Of course, there was another possibility. Perhaps the north magnetic pole had stayed in one place while the rocks that he was using to measure the magnetism had moved. Runcorn started looking at the paleomagnetic data from other continents and found that these also showed that the magnetic poles had "wandered" in the past. The problem was that the polar wandering curves from each of the continents showed that the north magnetic pole had been in different places at the same time in the past. This was impossible. If the magnetic pole had in fact moved, then all of the different curves should have pointed in the same direction. They did not. The only explanation that made sense to Runcorn was that continental drift had moved the rocks into different locations while the pole stayed still.
To test this idea, Runcorn made a map of Pangaea similar to the one that Wegener had drawn 40 years earlier. He then plotted the position of the magnetic poles at different times in the past and, sure enough, when the continents were reassembled, the polar wandering curves matched.
When Runcorn published the results, many scientists thought that his data was flawed.

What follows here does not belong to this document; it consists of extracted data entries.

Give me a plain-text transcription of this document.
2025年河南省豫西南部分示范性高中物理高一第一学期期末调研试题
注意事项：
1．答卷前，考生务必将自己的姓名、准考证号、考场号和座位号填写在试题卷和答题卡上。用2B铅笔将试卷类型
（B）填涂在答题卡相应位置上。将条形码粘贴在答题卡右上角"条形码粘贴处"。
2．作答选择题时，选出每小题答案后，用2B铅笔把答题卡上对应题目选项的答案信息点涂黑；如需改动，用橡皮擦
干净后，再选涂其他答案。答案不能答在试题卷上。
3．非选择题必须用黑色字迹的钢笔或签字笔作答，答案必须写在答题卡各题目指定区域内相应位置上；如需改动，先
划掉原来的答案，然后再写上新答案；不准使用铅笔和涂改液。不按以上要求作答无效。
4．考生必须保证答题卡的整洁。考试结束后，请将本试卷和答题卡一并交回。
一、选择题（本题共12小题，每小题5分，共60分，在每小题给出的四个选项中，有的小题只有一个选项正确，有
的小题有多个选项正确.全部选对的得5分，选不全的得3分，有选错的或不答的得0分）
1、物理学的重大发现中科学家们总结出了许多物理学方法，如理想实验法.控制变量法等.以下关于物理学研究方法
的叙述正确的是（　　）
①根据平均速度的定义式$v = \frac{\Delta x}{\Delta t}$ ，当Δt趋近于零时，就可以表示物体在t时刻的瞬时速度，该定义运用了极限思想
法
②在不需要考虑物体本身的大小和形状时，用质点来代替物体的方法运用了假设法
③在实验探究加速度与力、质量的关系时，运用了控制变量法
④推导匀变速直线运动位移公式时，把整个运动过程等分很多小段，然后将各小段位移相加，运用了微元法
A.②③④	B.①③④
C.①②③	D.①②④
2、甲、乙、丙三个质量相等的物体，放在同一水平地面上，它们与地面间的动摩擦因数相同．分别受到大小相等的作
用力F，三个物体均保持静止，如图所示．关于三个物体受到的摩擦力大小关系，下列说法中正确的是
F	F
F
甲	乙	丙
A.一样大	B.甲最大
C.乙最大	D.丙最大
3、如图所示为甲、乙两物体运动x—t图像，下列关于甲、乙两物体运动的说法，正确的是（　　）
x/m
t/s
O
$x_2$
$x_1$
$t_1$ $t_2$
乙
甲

They claimed that because the devices used to measure magnetism in rocks were still very crude, what he thought was a moving pole might just have been an error in the readings. Runcorn pressed on, and as the equipment became better, the data showed that he was on the right track. The final clincher came just a few years later when another group of scientists would use reversals in Earth's magnetic field to prove that the oceans were spreading.